Both the Aura and the 8800 share the same basic characteristics - a low-to-medium feature set, great build quality & design, astronomical price. They are both aimed at people who want a phone to be more than just a phone, and who have a PA to check their hotmail for them so they don't need a web browser on their phone.
So all else being equal, why does this score 45% and the Arte 80%?
For what it's worth I'd still have the Arte - but that's because I want a phone who's guarantee will outlast the company that made it and I don't have that confidence in Moto.
Sadly, I have seen one...
on the Motorola display board at Mobile World Congress, so I know it is not April Fools. I even played with it, but it had no power.
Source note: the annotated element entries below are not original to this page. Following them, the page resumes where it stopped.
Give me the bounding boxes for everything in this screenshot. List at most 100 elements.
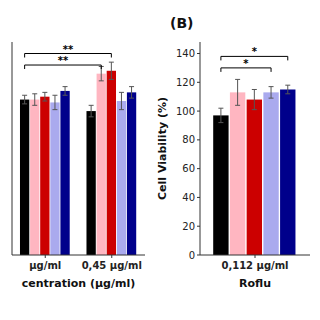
bar	[213, 115, 228, 255]
y-tick-label: 100	[176, 106, 195, 117]
error-bar	[218, 108, 223, 122]
y-axis-line	[200, 42, 201, 255]
error-cap	[109, 62, 114, 63]
y-tick	[197, 197, 200, 198]
panel-label: (B)	[170, 15, 193, 31]
error-bar	[22, 95, 27, 104]
chart: µg/ml0,45 µg/mlcentration (µg/ml)****020…	[0, 0, 320, 320]
y-tick-label: 0	[189, 250, 195, 261]
error-cap	[99, 80, 104, 81]
bar	[97, 74, 106, 255]
x-axis-label: Roflu	[239, 277, 271, 290]
x-tick-label: µg/ml	[29, 260, 61, 271]
panel: µg/ml0,45 µg/mlcentration (µg/ml)****	[12, 42, 145, 290]
error-cap	[285, 85, 290, 86]
error-bar	[52, 95, 57, 109]
error-cap	[63, 95, 68, 96]
error-cap	[129, 86, 134, 87]
error-cap	[119, 92, 124, 93]
error-cap	[235, 105, 240, 106]
error-line	[34, 94, 35, 106]
error-cap	[218, 122, 223, 123]
error-bar	[42, 92, 47, 101]
error-cap	[89, 116, 94, 117]
error-cap	[52, 95, 57, 96]
error-cap	[252, 89, 257, 90]
x-axis-line	[12, 255, 145, 256]
bar	[40, 97, 49, 255]
error-bar	[119, 92, 124, 109]
y-axis-label: Cell Viability (%)	[156, 97, 169, 200]
bars	[213, 79, 295, 255]
significance-label: **	[63, 44, 74, 55]
y-tick-label: 40	[182, 192, 195, 203]
error-bar	[285, 85, 290, 94]
error-cap	[32, 105, 37, 106]
y-tick-label: 60	[182, 163, 195, 174]
bar	[280, 89, 295, 255]
bar	[117, 101, 126, 255]
bar	[30, 100, 39, 255]
error-cap	[269, 98, 274, 99]
error-line	[44, 92, 45, 101]
error-cap	[32, 93, 37, 94]
y-tick	[197, 111, 200, 112]
error-cap	[269, 86, 274, 87]
significance-label: *	[252, 46, 258, 57]
error-cap	[42, 101, 47, 102]
error-line	[237, 79, 238, 105]
y-tick-label: 140	[176, 48, 195, 59]
bar	[60, 91, 69, 255]
y-tick-label: 120	[176, 77, 195, 88]
error-bar	[89, 105, 94, 117]
error-line	[121, 92, 122, 109]
y-axis-line	[12, 42, 13, 255]
error-bar	[32, 94, 37, 106]
error-bar	[109, 62, 114, 79]
error-line	[287, 85, 288, 94]
significance-label: **	[58, 55, 69, 66]
error-line	[111, 62, 112, 79]
error-cap	[119, 109, 124, 110]
x-tick	[45, 255, 46, 258]
x-axis-label: centration (µg/ml)	[22, 277, 135, 290]
error-line	[220, 108, 221, 122]
error-cap	[252, 109, 257, 110]
bar	[50, 102, 59, 255]
error-cap	[285, 93, 290, 94]
y-tick	[197, 53, 200, 54]
error-cap	[129, 98, 134, 99]
bar	[86, 111, 95, 255]
y-tick	[197, 139, 200, 140]
bar	[263, 92, 278, 255]
x-tick	[111, 255, 112, 258]
y-tick	[197, 82, 200, 83]
error-cap	[89, 105, 94, 106]
y-tick-label: 80	[182, 134, 195, 145]
error-bar	[269, 87, 274, 99]
error-cap	[52, 109, 57, 110]
error-bar	[63, 87, 68, 96]
x-tick-label: 0,112 µg/ml	[221, 260, 288, 271]
error-line	[91, 105, 92, 117]
error-cap	[63, 86, 68, 87]
significance-label: *	[243, 58, 249, 69]
error-line	[254, 89, 255, 109]
error-line	[54, 95, 55, 109]
error-line	[24, 95, 25, 104]
error-line	[271, 87, 272, 99]
bar	[127, 92, 136, 255]
error-bar	[235, 79, 240, 105]
bar	[247, 100, 262, 255]
error-cap	[235, 79, 240, 80]
error-bar	[129, 87, 134, 99]
y-tick	[197, 255, 200, 256]
error-cap	[22, 103, 27, 104]
bars	[20, 62, 136, 255]
bar	[107, 71, 116, 255]
y-tick-label: 20	[182, 221, 195, 232]
error-cap	[42, 92, 47, 93]
x-tick	[255, 255, 256, 258]
error-cap	[109, 79, 114, 80]
error-cap	[218, 108, 223, 109]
It FEELS classy, nice and well formed, and you can easily tell that the case is metal and not sculpted plastic.
Sadly, I think it has missed it's market - it isn't REALLY sexy enough for a show-off phone, not quite a Vertu. And now with true luxury goods names getting in the business of selling hyper-expensive mobiles (Tag Heur, Porche, etc.) , the name cachet of "Motorlola" doesn't really compete.
Too little, too late - and that is even as a luxury good, not as high-tech mobile. But the case window showing the gears is slick though, so I expect to see more like this (there is a kinetic powered luxury phone that I am too lazy to link to, but it also has one).
Robert, you are totally missing the point - probably way too wrapped up in The Jobsian Reality Distortion Field.
This device is neither about features not about useability. It has two functions:
Primary function: Look good, look expensive, BE expensive
Secondary function: Oh yeah, make occasional phone calls
It's an accessory dammit! The "wielder" of this device wants to display the "aura" of having lackeys who carry around j-phones or crackberries, and can't afford this thing AND not understand its point. Vertu name remind you of anything? It's not pointless, it does have its niche buyers, called clientele and not customers or users.
The filthy rich can be stupid, but are rarely so. The stupid and his/her money are soon parted you see. It's just that they don't usually occupy the same plane of existence/have the same mindset/outlook as the working class.
You can even relate if you can think about it: There are a lot of people on this bluish globe of ours who have to subsist on less than 1 USD a day - who probably won't be able to read this, living on yet another plane of existence.
When I first saw this thought that it was an April Fools joke until I did a google check, the phone is real.